Production expense per barrel of oil equivalent in second-quarter 2019 was $3.74, higher than the year-ago figure of $3.49.
Increasing Value for Investors
The company authorized a share buyback program valued at $1 billion, effective second-quarter 2019. Till Aug 2, the company bought back 2.4 million shares valued at $92 million. The share repurchase program is expected to run through 2020.
In second-quarter 2019, total capital expenditure (excluding acquisitions) was around $688.8 million, of which nearly 83% was used in exploration and development drilling.
As of Jun 30, 2019, the company had total cash and cash equivalents of $206.5 million, as well as debt of $5,767.3 million (excluding current maturities), with a debt-to-capitalization ratio of 45.8%.
Continental’s 2019 capital spending is expected to be $2.6 billion. For 2019, production of oil is expected in the range of 195,000-200,000 barrels per day, while that of natural gas is projected in the band of 820,000-840,000 thousand cubic feet per day.

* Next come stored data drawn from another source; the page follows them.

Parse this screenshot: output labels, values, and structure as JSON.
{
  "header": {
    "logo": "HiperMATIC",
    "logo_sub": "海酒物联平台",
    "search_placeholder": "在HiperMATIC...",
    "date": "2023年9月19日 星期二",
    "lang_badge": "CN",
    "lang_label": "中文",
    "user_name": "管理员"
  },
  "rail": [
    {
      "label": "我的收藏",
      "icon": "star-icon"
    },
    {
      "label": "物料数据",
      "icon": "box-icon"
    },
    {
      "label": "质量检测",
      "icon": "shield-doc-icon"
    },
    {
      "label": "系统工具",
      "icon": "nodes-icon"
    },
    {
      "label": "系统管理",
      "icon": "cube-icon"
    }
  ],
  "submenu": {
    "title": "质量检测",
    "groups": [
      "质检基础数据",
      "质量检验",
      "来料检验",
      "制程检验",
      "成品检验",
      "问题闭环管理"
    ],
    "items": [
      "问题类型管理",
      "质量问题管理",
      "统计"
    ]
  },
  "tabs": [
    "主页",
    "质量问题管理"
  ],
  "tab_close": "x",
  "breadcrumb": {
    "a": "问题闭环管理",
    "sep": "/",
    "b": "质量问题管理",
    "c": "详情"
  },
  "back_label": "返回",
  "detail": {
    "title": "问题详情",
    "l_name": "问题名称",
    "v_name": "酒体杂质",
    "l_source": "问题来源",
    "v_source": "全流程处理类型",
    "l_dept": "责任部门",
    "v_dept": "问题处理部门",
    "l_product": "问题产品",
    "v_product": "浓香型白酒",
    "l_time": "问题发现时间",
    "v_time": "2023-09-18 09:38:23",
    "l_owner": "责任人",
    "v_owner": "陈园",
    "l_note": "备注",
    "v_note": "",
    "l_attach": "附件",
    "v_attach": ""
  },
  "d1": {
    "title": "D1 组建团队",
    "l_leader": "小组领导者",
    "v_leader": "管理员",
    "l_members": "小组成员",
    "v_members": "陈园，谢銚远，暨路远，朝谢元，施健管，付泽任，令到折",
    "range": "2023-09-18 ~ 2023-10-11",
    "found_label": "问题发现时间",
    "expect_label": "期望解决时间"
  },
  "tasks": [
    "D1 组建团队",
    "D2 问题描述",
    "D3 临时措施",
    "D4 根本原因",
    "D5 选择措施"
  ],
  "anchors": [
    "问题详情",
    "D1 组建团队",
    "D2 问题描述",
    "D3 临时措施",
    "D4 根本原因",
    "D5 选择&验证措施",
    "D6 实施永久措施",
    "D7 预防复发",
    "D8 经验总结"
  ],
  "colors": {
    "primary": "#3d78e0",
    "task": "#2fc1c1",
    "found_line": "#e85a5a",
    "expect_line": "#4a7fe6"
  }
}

The company expects production expense for 2019 in the range of $3.50-$4.00 per BOE.
Continental plans to release seven rigs in the South region by the end of this year, owing to efficiency gains in Springer & Woodford.

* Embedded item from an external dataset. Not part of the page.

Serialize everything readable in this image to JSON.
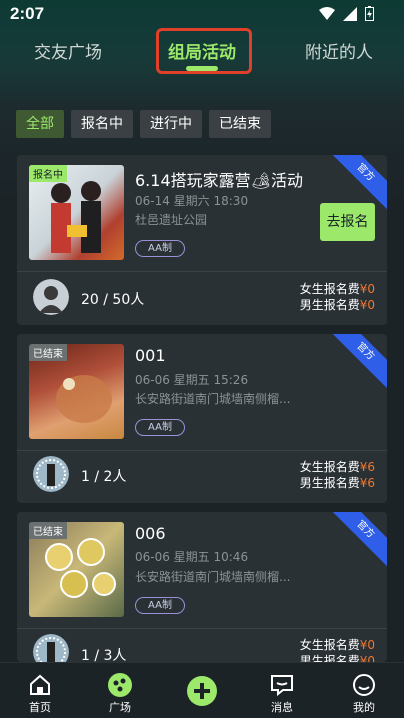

Zacks Rank and Stocks to Consider
Currently, Continental has a Zacks Rank #3 (Hold). Some better-ranked stocks in the energy sector are given below:
Transportadora de Gas del Sur S.A. TGS is a midstream energy firm. In the trailing four quarters, the company delivered average positive earnings surprise of 114%. The company has a Zacks Rank #1 (Strong Buy). You can see the complete list of today’s Zacks #1 Rank stocks here.

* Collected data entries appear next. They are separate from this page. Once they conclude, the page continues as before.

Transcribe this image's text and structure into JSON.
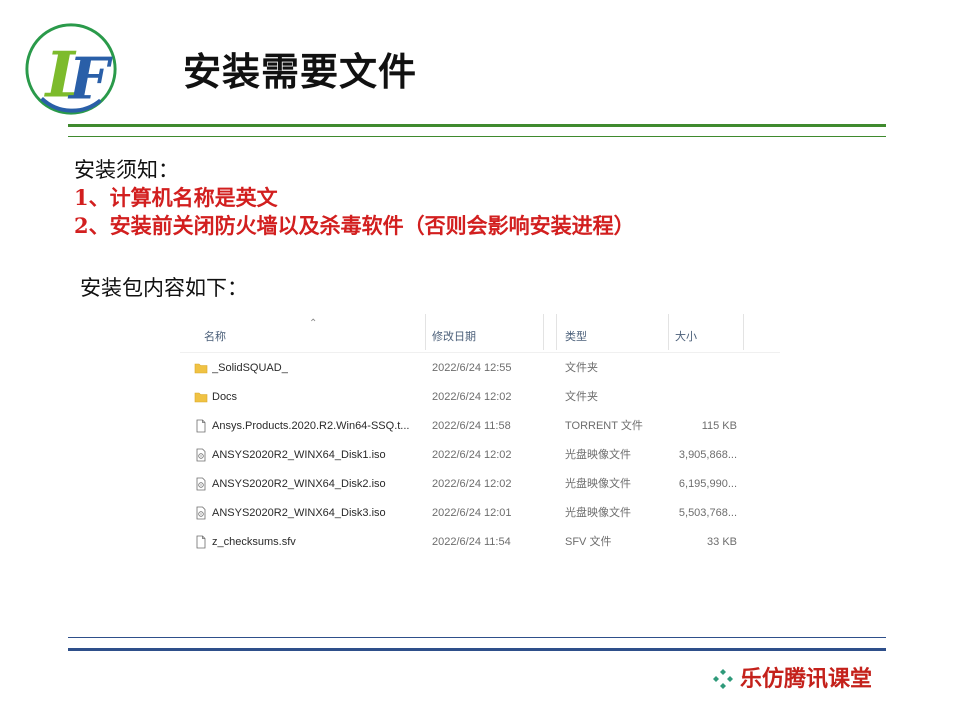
{
  "slide": {
    "title": "安装需要文件",
    "notice_heading": "安装须知：",
    "notice_items": [
      "1、计算机名称是英文",
      "2、安装前关闭防火墙以及杀毒软件（否则会影响安装进程）"
    ],
    "package_label": "安装包内容如下："
  },
  "explorer": {
    "columns": [
      "名称",
      "修改日期",
      "类型",
      "大小"
    ],
    "files": [
      {
        "name": "_SolidSQUAD_",
        "date": "2022/6/24 12:55",
        "type": "文件夹",
        "size": "",
        "icon": "folder-icon"
      },
      {
        "name": "Docs",
        "date": "2022/6/24 12:02",
        "type": "文件夹",
        "size": "",
        "icon": "folder-icon"
      },
      {
        "name": "Ansys.Products.2020.R2.Win64-SSQ.t...",
        "date": "2022/6/24 11:58",
        "type": "TORRENT 文件",
        "size": "115 KB",
        "icon": "file-icon"
      },
      {
        "name": "ANSYS2020R2_WINX64_Disk1.iso",
        "date": "2022/6/24 12:02",
        "type": "光盘映像文件",
        "size": "3,905,868...",
        "icon": "disc-image-icon"
      },
      {
        "name": "ANSYS2020R2_WINX64_Disk2.iso",
        "date": "2022/6/24 12:02",
        "type": "光盘映像文件",
        "size": "6,195,990...",
        "icon": "disc-image-icon"
      },
      {
        "name": "ANSYS2020R2_WINX64_Disk3.iso",
        "date": "2022/6/24 12:01",
        "type": "光盘映像文件",
        "size": "5,503,768...",
        "icon": "disc-image-icon"
      },
      {
        "name": "z_checksums.sfv",
        "date": "2022/6/24 11:54",
        "type": "SFV 文件",
        "size": "33 KB",
        "icon": "file-icon"
      }
    ]
  },
  "footer": {
    "brand": "乐仿腾讯课堂"
  },
  "colors": {
    "accent_green": "#3f8a2e",
    "accent_blue": "#2e4f8a",
    "notice_red": "#d21f1f",
    "brand_red": "#c4211b",
    "folder_yellow": "#f0c243"
  }
}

Halcón Resources Corporation HKRS is an upstream energy company. Its top line in 2019 is expected to improve nearly 31% from a year ago. The company has a Zacks Rank #1.
MPLX LP MPLX provides midstream infrastructures to upstream companies. Its bottom line in 2019 is expected to improve 23.6% from a year ago. The company has a Zacks Rank #2 (Buy).